How to prove or disprove ? if f is integrable on [a,b] then int_a^b|f(x)|dx<=|int_a^bf(x)dx|

2 Answers
Oct 30, 2017

Consider f(x)=x, and [a,b] = [-1,1]

Explanation:

In fact any non-constant odd function f on [-c,c] will have

int_-c^c abs(f(x))dx > 0 = abs(int_-c^c f(x) dx)

Oct 31, 2017

Use Riemann definition for integrals:
int_a^bf(x)\ dx=lim_(N->oo)sum_(i=0)^Nf(a+(b-a)i/N)/N.

We need to find how int_a^b|f(x)|\ dx compares with |int_a^bf(x)\ dx|.

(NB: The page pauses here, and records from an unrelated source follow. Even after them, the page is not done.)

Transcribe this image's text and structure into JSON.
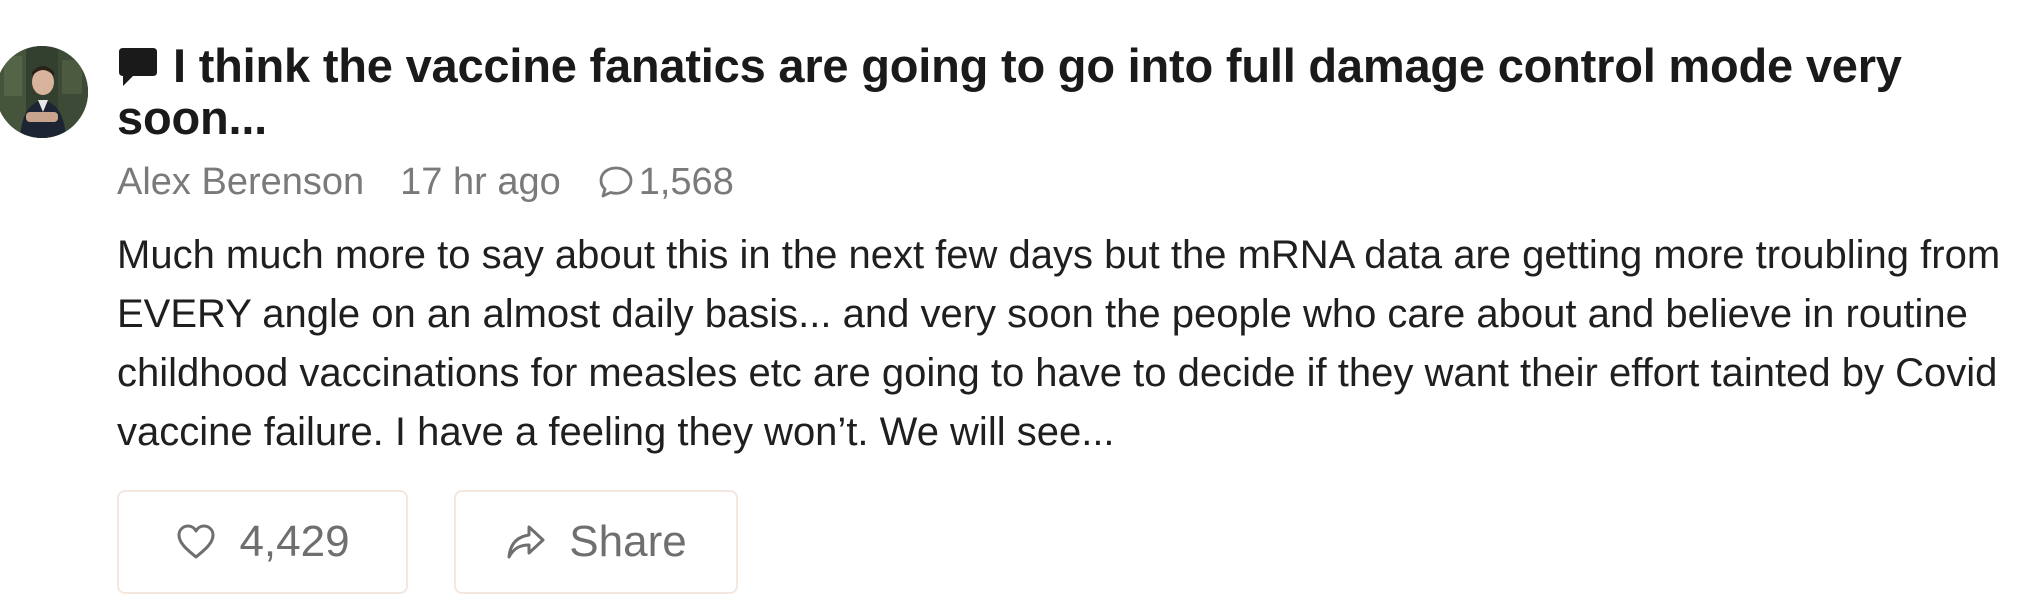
{
  "post": {
    "title": "I think the vaccine fanatics are going to go into full damage control mode very soon...",
    "author": "Alex Berenson",
    "time": "17 hr ago",
    "comment_count": "1,568",
    "body": "Much much more to say about this in the next few days but the mRNA data are getting more troubling from EVERY angle on an almost daily basis... and very soon the people who care about and believe in routine childhood vaccinations for measles etc are going to have to decide if they want their effort tainted by Covid vaccine failure. I have a feeling they won’t. We will see...",
    "title_icon": "chat-bubble-icon"
  },
  "actions": {
    "like_count": "4,429",
    "like_icon": "heart-icon",
    "share_label": "Share",
    "share_icon": "share-arrow-icon"
  },
  "colors": {
    "text": "#1f1f1f",
    "meta": "#7a7a7a",
    "button_border": "#f3e7df"
  }
}
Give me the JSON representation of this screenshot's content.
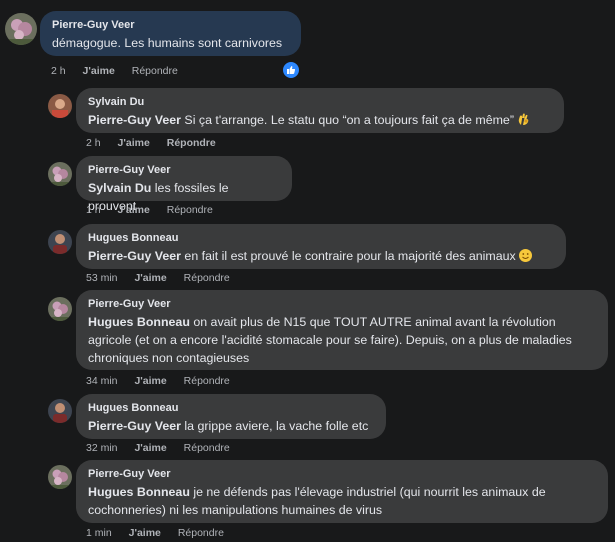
{
  "comments": [
    {
      "author": "Pierre-Guy Veer",
      "mention": "",
      "text": "démagogue. Les humains sont carnivores",
      "time": "2 h",
      "like": "J'aime",
      "reply": "Répondre",
      "reaction": "like-icon"
    },
    {
      "author": "Sylvain Du",
      "mention": "Pierre-Guy Veer",
      "text": " Si ça t'arrange. Le statu quo “on a toujours fait ça de même”",
      "emoji": "ok-hand-emoji",
      "time": "2 h",
      "like": "J'aime",
      "reply": "Répondre"
    },
    {
      "author": "Pierre-Guy Veer",
      "mention": "Sylvain Du",
      "text": " les fossiles le prouvent",
      "time": "1 h",
      "like": "J'aime",
      "reply": "Répondre"
    },
    {
      "author": "Hugues Bonneau",
      "mention": "Pierre-Guy Veer",
      "text": " en fait il est prouvé le contraire pour la majorité des animaux",
      "emoji": "smile-emoji",
      "time": "53 min",
      "like": "J'aime",
      "reply": "Répondre"
    },
    {
      "author": "Pierre-Guy Veer",
      "mention": "Hugues Bonneau",
      "text": " on avait plus de N15 que TOUT AUTRE animal avant la révolution agricole (et on a encore l'acidité stomacale pour se faire). Depuis, on a plus de maladies chroniques non contagieuses",
      "time": "34 min",
      "like": "J'aime",
      "reply": "Répondre"
    },
    {
      "author": "Hugues Bonneau",
      "mention": "Pierre-Guy Veer",
      "text": " la grippe aviere, la vache folle etc",
      "time": "32 min",
      "like": "J'aime",
      "reply": "Répondre"
    },
    {
      "author": "Pierre-Guy Veer",
      "mention": "Hugues Bonneau",
      "text": " je ne défends pas l'élevage industriel (qui nourrit les animaux de cochonneries) ni les manipulations humaines de virus",
      "time": "1 min",
      "like": "J'aime",
      "reply": "Répondre"
    }
  ],
  "colors": {
    "background": "#18191a",
    "bubble": "#3a3b3c",
    "bubble_highlight": "#263951",
    "meta": "#b0b3b8",
    "like_blue": "#2d88ff"
  }
}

Convert both to limit and summation form using the Riemann definition for the integrals above:
{(lim_(N->oo)sum_(i=0)^N|f(a+(b-a)i/N)|/N),(|lim_(N->oo)sum_(i=0)^Nf(a+(b-a)i/N)/N|=lim_(N->oo)|sum_(i=0)^Nf(a+(b-a)i/N)/N|):}

There is an identity stating that |a|+|b|+|c|+ldots≥|a+b+c+ldots|. Thus, it must be the case that lim_(N->oo)sum_(i=0)^N|f(a+(b-a)i/N)|/N≥lim_(N->oo)|sum_(i=0)^Nf(a+(b-a)i/N)/N|.

The statement in the question is false.